As in Mlangeni's previous series Country Girls, a dramatic sense of fashion and a performative and playful manner is explored by gay men to engage with their sense of belonging and identity.
Along with Black Men in Dress, Mlangeni will also be exhibiting Iimbali, a series photographed at reed dances in KwaZulu-Natal and Swaziland. The performative elements of exhibitionism and ritual tie together these two seemingly different bodies of work, in which urban, homosexual celebration is juxtaposed with rural, heterosexual tradition.
The exhibition will be from 9 January - 24 February 2012, at the Stevenson in Johannesburg: 62 Juta Street, Braamfontein.
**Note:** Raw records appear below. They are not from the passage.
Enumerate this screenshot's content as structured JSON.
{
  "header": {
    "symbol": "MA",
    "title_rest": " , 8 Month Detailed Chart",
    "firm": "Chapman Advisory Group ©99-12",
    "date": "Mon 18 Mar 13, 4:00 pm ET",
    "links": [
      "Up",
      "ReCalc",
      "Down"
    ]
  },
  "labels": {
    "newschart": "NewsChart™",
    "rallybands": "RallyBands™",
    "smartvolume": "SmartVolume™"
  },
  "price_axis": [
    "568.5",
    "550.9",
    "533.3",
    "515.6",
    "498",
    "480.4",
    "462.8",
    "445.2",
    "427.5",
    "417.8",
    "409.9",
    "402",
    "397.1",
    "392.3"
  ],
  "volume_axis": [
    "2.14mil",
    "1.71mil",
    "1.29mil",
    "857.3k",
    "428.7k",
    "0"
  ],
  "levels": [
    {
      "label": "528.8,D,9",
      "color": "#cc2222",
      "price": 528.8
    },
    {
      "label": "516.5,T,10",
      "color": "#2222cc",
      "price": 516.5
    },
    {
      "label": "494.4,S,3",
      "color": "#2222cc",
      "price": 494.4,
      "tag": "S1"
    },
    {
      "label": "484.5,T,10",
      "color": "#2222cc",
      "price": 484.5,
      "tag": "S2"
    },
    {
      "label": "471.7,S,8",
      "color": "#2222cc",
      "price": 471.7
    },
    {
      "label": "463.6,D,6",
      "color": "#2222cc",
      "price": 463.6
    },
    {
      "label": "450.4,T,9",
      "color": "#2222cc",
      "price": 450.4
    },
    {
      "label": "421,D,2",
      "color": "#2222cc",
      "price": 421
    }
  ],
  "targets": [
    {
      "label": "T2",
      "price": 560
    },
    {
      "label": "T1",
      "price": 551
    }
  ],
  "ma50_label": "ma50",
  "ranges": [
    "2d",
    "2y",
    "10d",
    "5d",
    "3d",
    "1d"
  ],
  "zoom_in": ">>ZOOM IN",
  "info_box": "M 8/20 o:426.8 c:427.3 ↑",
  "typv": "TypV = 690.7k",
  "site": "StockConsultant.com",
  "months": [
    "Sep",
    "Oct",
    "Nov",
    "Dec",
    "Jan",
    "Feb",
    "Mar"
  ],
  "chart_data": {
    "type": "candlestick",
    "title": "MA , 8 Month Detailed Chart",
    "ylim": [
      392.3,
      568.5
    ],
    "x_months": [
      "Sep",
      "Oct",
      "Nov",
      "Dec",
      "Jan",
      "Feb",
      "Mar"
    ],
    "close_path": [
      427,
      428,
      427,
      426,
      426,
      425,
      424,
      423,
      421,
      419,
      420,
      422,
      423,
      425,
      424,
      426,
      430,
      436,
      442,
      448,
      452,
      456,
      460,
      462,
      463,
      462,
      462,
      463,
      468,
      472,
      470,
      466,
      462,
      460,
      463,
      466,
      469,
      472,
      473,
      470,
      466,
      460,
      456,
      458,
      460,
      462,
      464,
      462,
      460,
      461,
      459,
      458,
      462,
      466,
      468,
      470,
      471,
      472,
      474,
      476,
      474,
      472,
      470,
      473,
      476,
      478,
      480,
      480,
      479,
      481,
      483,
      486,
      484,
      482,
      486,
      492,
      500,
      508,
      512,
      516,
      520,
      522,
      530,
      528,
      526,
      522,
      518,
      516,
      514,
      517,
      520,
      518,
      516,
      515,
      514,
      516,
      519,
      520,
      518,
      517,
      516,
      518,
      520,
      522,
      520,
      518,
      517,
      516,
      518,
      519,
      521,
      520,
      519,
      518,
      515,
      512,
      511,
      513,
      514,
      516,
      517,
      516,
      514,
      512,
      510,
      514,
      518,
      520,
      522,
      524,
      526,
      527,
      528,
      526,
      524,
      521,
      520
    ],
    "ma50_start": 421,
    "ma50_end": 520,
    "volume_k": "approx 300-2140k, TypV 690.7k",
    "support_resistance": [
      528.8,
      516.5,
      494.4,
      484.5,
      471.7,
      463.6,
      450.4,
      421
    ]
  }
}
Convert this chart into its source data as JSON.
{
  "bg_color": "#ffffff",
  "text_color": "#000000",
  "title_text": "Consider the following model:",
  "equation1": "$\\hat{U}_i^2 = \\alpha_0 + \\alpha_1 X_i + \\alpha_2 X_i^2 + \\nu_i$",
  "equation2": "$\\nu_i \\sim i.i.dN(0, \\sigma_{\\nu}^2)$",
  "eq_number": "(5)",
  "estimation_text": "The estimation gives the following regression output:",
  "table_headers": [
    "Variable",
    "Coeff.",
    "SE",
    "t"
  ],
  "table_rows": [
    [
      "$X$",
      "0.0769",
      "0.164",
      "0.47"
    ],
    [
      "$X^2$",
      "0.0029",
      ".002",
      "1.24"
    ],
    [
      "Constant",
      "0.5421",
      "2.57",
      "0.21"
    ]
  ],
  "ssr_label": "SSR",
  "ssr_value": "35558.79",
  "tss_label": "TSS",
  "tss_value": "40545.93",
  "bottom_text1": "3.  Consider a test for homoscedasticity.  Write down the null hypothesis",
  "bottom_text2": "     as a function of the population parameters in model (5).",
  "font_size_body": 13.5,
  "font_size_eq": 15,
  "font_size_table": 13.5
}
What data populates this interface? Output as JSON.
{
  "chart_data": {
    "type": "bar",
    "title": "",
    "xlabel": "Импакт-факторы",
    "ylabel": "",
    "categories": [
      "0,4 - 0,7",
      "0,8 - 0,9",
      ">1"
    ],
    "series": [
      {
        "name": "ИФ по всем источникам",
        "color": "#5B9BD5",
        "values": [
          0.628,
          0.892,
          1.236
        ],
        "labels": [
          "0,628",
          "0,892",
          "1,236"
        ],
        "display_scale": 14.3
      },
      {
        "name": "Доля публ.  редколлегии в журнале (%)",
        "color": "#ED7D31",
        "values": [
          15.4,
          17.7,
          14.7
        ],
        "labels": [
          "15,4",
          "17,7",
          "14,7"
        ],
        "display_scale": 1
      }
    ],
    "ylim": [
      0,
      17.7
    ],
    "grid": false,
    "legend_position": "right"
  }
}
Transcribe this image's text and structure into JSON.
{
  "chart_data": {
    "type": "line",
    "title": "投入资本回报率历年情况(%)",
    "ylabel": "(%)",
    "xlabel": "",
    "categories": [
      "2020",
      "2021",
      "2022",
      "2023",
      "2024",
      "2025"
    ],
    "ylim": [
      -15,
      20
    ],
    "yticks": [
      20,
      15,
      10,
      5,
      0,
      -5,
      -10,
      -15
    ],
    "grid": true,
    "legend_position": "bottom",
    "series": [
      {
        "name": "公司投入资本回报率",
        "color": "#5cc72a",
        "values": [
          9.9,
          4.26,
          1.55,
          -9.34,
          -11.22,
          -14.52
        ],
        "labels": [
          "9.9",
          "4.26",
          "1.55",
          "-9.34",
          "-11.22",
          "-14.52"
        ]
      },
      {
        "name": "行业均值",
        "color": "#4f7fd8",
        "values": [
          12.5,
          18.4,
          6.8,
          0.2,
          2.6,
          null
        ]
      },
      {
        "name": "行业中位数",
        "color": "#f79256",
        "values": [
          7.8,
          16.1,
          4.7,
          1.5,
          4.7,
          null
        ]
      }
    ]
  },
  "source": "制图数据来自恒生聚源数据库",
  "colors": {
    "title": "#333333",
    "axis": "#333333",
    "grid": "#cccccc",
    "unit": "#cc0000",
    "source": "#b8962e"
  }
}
For more info phone +27 (0)11 326 0034/41 or visit http://www.stevenson.info
Black Men in Dress

Mlangeni was born in 1980 in Driefontein near Wakkerstroom in Mpumalanga. In 2001 he moved to Johannesburg where he joined the Market Photo Workshop, graduating in 2004. He won the Tollman Award for the Visual Arts in 2009. He has previously exhibited his Men Only, Country Girls, Ghost Towns and At Home series at Stevenson, Cape Town and Johannesburg (2009-11). Recent group exhibitions include the 9th Rencontres de Bamako African Photography Biennial in Mali and the Lagos Photo Festival, Nigeria (both 2011); Appropriated Landscapes at the Walther Collection, Neu-Ulm/Burlafingen, Germany (2011); Figures and Fictions: Contemporary South African photography at the V&A Museum, London (2011); Possible Cities: Africa in photography and video, Cantor Fitzgerald Gallery, Haverford College, Pennsylvania (2011); Afropolis: City, Media, Art, Rautenstrauch-Joest-Museum, Cologne, Germany (2010); and I am not afraid: The Market Photo Workshop, Johannesburg, Johannesburg Art Gallery (2010).